# Picture of Marbles with a Shire Horse



## Riverdance (May 8, 2010)

Our state had a Horse Expo two weeks ago. Marbles was there and was presented as the smallest horse next to the largest horse. right now Marbles is only 27 1/2" tall.


----------



## albahurst (May 8, 2010)

Very neat, Sue!


----------



## Tab (May 8, 2010)

How neat!!!


----------



## AnnaC (May 8, 2010)

Great picture








Anna


----------



## luv2ridesaddleseat (May 8, 2010)

How cool is that!!!!!


----------



## shadowpaints (May 9, 2010)

now THAT is a awesome pic!!


----------



## HGFarm (May 9, 2010)

Both those horses are gorgious! Great pic and Marbles is lookin' good!!


----------



## FoRebel (May 10, 2010)

Sue it was so nice to meet you at the Expo! I couldn't believe that I got to see Marbles in person, especially after I had told my mom so much about what you posted here on LB! It was funny to see the shire's reaction on Saturday during the parade of breeds when you brought Marbles into the arena!


----------



## Riverdance (May 11, 2010)

FoRebel said:


> Sue it was so nice to meet you at the Expo!

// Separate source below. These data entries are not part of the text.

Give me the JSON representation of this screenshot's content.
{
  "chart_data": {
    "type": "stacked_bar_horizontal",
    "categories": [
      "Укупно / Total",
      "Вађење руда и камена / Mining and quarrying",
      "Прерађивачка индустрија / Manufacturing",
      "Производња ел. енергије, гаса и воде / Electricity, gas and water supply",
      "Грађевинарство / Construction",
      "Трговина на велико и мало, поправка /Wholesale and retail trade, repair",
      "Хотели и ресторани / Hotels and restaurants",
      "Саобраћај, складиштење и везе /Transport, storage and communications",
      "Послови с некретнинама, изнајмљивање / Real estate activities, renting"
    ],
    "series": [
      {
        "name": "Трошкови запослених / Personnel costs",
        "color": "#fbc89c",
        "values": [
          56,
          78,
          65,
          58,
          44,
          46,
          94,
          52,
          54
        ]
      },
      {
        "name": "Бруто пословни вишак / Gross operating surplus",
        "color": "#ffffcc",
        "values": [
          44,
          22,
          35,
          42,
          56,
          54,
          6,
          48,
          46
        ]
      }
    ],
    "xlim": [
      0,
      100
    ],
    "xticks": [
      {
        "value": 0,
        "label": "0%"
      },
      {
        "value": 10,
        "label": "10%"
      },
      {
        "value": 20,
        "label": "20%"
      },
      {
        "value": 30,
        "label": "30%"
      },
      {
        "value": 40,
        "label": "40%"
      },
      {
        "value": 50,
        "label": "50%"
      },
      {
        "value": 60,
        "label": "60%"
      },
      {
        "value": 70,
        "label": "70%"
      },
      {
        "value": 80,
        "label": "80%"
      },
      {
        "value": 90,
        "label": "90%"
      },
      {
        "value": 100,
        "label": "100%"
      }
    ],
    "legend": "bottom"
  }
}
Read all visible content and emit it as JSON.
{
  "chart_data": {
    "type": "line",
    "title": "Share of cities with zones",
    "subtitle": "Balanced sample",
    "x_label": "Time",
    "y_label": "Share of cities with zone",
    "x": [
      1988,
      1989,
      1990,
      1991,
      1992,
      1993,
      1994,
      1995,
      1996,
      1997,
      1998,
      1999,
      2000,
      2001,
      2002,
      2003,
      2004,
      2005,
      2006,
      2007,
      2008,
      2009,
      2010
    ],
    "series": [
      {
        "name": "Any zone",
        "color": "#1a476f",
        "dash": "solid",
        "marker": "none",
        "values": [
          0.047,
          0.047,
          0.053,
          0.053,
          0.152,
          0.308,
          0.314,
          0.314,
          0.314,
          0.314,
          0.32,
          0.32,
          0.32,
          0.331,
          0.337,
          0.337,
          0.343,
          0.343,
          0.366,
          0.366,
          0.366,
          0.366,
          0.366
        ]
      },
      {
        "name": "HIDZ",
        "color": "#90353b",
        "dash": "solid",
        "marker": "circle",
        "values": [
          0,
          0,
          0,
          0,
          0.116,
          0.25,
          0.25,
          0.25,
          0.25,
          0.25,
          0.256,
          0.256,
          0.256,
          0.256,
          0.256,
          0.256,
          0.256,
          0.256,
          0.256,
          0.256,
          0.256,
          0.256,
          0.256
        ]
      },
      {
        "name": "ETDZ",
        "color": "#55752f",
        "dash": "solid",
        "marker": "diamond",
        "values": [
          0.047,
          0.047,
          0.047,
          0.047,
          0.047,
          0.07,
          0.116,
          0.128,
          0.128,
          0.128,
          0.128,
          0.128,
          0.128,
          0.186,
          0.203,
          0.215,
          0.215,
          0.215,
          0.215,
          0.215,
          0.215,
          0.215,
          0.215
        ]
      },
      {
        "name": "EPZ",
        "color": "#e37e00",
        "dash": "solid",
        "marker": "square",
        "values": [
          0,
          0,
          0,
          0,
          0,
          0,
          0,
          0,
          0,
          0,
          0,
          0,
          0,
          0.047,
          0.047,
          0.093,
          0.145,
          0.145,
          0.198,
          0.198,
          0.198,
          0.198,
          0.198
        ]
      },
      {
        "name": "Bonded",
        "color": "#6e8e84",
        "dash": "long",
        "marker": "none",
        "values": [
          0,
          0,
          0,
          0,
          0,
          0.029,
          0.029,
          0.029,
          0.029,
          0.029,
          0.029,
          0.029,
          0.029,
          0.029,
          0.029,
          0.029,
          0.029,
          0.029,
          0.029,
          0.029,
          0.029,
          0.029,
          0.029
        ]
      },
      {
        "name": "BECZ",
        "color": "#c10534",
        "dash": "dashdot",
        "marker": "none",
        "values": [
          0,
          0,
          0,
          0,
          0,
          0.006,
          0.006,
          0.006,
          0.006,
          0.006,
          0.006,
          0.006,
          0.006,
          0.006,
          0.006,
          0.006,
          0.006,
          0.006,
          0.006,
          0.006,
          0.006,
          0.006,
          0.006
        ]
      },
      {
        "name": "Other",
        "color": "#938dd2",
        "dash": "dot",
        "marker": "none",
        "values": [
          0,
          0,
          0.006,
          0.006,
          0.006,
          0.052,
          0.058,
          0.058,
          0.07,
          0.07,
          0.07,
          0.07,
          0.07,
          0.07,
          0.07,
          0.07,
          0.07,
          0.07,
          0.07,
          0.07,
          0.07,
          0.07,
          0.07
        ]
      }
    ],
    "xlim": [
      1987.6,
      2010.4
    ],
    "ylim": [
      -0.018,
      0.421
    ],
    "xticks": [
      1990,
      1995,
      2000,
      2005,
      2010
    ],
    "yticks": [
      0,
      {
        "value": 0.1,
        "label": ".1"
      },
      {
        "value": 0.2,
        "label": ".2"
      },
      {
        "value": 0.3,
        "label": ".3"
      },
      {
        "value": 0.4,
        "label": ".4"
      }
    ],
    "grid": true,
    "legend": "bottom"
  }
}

I couldn't believe that I got to see Marbles in person, especially after I had told my mom so much about what you posted here on LB! It was funny to see the shire's reaction on Saturday during the parade of breeds when you brought Marbles into the arena!


It was really nice to meet you too.

Things have been really busy since the show. 9 foals now on the ground.


----------



## ontherisefarm (May 11, 2010)

That is a real awesome picture !! That shire's head is almost as big as she is.... Too cute !!


----------



## Allure Ranch (May 11, 2010)

_OMG that's WILD...._


----------